This patent application claims priority to U.S. Provisional Patent Application No. 60/222,942, filed Aug. 4, 2000, which is hereby incorporated by reference herein in its entirety.

FIELD OF THE INVENTION

The present invention relates generally to devices and methods for lifting and transferring persons into and out of vehicles and, more particularly, to an electrically-actuated transfer seat for assisting persons when entering and exiting a vehicle.

BACKGROUND OF THE INVENTION

Difficulties are often encountered a disabled person transfers from one location to another whether independently or assisted. Particularly in the case of wheelchair-bound persons or persons with severe mobility impairments, it is often quite difficult to lift and transfer persons to and from their wheelchair when entering or exiting a motor vehicle. Additionally, persons who are semi-ambulatory may have difficulties entering or exiting vehicles which are substantially higher or lower than the level required for comfortable entry or egress.

There have been some inventive efforts directed at alleviating the problems associated with transferring disabled persons from one location to another. For example, U.S. Pat. Nos. 4,365,924 and 5,459,891 are both directed toward devices for transferring disabled persons.

The aforementioned disclose devices which allow a disabled person to be lifted from a wheelchair into a vehicle. However, the devices disclosed in these patents, as well as other known devices, have drawbacks in the areas of cost and complexity which could limit the potential mobility of a disabled individual.

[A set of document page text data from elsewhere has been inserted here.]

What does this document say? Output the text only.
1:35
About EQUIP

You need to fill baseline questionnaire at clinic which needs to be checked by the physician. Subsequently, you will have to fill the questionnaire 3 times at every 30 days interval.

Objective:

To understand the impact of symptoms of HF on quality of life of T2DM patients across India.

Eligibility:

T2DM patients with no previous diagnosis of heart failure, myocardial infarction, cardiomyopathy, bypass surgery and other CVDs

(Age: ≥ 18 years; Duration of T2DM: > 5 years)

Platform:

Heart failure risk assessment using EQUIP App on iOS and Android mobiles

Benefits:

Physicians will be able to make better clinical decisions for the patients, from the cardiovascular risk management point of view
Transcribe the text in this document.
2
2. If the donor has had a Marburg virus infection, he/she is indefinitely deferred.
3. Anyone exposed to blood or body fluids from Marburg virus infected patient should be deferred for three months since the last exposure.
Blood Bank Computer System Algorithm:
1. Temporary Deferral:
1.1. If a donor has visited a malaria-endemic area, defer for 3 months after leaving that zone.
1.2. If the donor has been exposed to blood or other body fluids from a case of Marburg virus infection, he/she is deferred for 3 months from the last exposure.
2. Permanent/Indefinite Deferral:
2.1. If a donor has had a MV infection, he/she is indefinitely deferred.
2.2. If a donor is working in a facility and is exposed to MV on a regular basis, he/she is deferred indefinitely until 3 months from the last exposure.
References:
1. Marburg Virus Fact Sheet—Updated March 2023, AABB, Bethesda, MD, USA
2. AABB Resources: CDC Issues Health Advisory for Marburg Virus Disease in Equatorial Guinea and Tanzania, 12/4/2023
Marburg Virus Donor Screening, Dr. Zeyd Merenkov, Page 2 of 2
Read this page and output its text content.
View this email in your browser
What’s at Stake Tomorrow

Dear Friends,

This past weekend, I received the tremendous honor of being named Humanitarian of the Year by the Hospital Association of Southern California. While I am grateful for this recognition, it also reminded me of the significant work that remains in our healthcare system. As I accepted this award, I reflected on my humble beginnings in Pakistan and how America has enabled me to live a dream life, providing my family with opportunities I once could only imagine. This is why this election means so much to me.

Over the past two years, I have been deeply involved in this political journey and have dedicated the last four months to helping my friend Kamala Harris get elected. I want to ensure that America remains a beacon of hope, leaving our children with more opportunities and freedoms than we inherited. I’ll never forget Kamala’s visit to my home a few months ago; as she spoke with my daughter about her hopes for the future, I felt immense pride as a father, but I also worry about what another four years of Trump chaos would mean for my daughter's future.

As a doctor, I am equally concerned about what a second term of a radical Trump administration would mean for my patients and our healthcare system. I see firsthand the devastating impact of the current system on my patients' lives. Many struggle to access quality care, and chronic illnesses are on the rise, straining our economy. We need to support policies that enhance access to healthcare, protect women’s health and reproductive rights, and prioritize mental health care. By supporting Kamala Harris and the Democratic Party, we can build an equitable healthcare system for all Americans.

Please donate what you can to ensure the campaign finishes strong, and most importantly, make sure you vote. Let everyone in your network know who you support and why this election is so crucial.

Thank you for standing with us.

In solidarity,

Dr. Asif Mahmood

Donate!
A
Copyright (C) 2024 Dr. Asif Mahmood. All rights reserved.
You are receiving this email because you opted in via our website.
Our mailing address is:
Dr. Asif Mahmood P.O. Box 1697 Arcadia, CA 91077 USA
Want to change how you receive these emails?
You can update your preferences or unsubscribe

For instance, a product called Easy Rizer™, which is presently on the market, requires extensive modifications to the chassis of a vehicle, thus incurring substantial costs and delays in installation times, substantial modifications to the original appearance and esthetics of the vehicle, as well as important safety concerns as to potential compromises of the structural integrity and occupant crash protection. Additionally, this type of product, due to inherent limitations of its size and design, is applicable only to a limited range of body styles in the van and truck vehicle category.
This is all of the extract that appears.